We explain an important measure we want to see delivered at the Autumn Statement, to unlock business investment and drive sustainable growth.
At the Spring Budget this year, the Chancellor replaced the super-deduction with three years of full expensing for plant and machinery – meaning a business can reduce its taxable profit by the full cost of any qualifying investment in the year they invest until the end of March 2026. A 50% deduction is also allowed for some assets including solar panels.
This was a strong statement of intent to support business investment – but it doesn’t go far enough. Businesses need long-term certainty to make the really big investments the UK needs in infrastructure, net zero and innovation.
The OBR thinks business investment will only increase overall if the measure is made permanent – it expects temporary full expensing to pull investment forward from the future that would have happened anyway and make no difference to UK capital stock in the long-run.
The CBI’s own research with Oxford Economics found a permanent full expensing policy could lead to a 21% increase in the level of business investment per year by 2030/31 (an extra £50bn a year). And that would equate to a 2% bump to GDP – £53bn higher than it would otherwise be.
There is an upfront cost to this reform, as the deduction is passed through to firms quicker, but it doesn’t cost more overall. In fact, our analysis shows the net impact on the government’s balance sheet is positive. This is because improving cash flow to businesses boosts investment, therefore profits and employment, which increases tax receipts relative to our baseline forecast.

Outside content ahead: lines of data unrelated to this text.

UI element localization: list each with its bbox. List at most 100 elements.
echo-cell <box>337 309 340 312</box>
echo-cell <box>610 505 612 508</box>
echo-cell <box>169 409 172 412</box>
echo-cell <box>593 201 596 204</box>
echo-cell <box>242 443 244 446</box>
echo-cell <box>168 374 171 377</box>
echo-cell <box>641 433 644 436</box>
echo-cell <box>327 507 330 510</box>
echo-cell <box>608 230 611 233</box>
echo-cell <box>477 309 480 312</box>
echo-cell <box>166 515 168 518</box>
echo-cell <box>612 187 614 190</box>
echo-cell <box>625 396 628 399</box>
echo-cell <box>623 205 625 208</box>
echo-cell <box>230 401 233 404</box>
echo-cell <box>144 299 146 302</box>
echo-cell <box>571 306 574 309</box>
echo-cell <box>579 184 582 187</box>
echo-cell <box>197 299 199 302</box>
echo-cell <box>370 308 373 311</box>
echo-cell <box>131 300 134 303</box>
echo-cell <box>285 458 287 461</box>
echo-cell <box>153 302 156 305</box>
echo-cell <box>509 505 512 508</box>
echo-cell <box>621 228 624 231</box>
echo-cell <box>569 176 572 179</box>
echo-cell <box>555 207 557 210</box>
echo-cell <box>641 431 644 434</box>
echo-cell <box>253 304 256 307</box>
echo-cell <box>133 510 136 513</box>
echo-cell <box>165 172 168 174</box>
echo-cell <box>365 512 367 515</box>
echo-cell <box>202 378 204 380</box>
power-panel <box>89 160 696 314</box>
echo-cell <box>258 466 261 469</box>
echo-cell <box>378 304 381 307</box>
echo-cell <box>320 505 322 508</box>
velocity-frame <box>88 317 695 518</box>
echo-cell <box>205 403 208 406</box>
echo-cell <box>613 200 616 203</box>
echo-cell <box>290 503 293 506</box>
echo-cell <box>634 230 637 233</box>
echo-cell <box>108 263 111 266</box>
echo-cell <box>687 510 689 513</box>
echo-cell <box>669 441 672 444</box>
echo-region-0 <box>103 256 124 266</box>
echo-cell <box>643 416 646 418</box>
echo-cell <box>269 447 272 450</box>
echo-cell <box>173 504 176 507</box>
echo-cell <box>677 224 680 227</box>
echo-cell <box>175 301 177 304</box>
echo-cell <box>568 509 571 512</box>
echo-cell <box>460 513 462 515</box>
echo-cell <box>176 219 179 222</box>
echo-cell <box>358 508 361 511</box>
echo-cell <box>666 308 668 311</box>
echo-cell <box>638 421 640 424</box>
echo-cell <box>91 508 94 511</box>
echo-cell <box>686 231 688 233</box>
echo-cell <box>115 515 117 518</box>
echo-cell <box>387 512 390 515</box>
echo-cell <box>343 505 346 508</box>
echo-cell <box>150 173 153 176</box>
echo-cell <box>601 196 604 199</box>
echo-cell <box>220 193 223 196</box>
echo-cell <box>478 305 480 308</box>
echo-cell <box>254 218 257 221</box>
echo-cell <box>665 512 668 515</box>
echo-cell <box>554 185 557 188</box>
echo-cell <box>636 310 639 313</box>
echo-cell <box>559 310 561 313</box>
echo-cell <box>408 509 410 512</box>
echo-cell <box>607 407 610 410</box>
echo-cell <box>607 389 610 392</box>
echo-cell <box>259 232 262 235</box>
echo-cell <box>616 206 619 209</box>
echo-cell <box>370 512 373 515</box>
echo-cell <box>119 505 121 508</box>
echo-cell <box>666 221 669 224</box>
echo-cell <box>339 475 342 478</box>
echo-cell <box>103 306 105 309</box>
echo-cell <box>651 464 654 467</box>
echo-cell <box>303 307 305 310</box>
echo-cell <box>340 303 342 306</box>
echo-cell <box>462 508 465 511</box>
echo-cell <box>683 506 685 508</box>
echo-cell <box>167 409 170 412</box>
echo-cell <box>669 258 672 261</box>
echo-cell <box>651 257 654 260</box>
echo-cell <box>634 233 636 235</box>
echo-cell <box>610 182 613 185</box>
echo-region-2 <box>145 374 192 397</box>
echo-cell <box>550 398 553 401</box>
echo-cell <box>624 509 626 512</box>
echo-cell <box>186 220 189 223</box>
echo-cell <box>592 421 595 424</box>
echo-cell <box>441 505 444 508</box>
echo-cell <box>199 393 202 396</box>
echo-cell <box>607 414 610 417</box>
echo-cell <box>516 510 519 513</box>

This is about the UK maintaining its global tax competitiveness and avoiding the drop in business investment that is so crucial for growth and jobs. The UK currently ranks 16th place in the OECD for capital allowances, while tying for first place for allowances for machinery. If full-expensing expires in 2026, the UK would return to having an 18% declining balance allowance for plant and equipment. This would be a shift from a 100% deduction to a 75.8% deduction (in net present value terms), placing the UK in 30th place out of 38 countries.
Many businesses don’t have the cash to buy assets outright – and it may not make sense for them to do so if they’re only needed for a short time. For these businesses, many of which are SMEs, leasing can be greener and more efficient. That’s why we’re also calling for full expensing to be extended to include assets bought for leasing purposes. As many as 39% of members we surveyed in 2022 expected to invest more if deductions were extended to leased or rented assets.
Business investment in the UK was already lagging behind our international peers. With the constantly yo-yoing allowances and no response to incentives for green investment from the US and EU, we risk falling further behind. We need a plan that boosts business investment. And we’ve done the analysis – we know permanent full expensing can be a win all round for business, the government and the economy.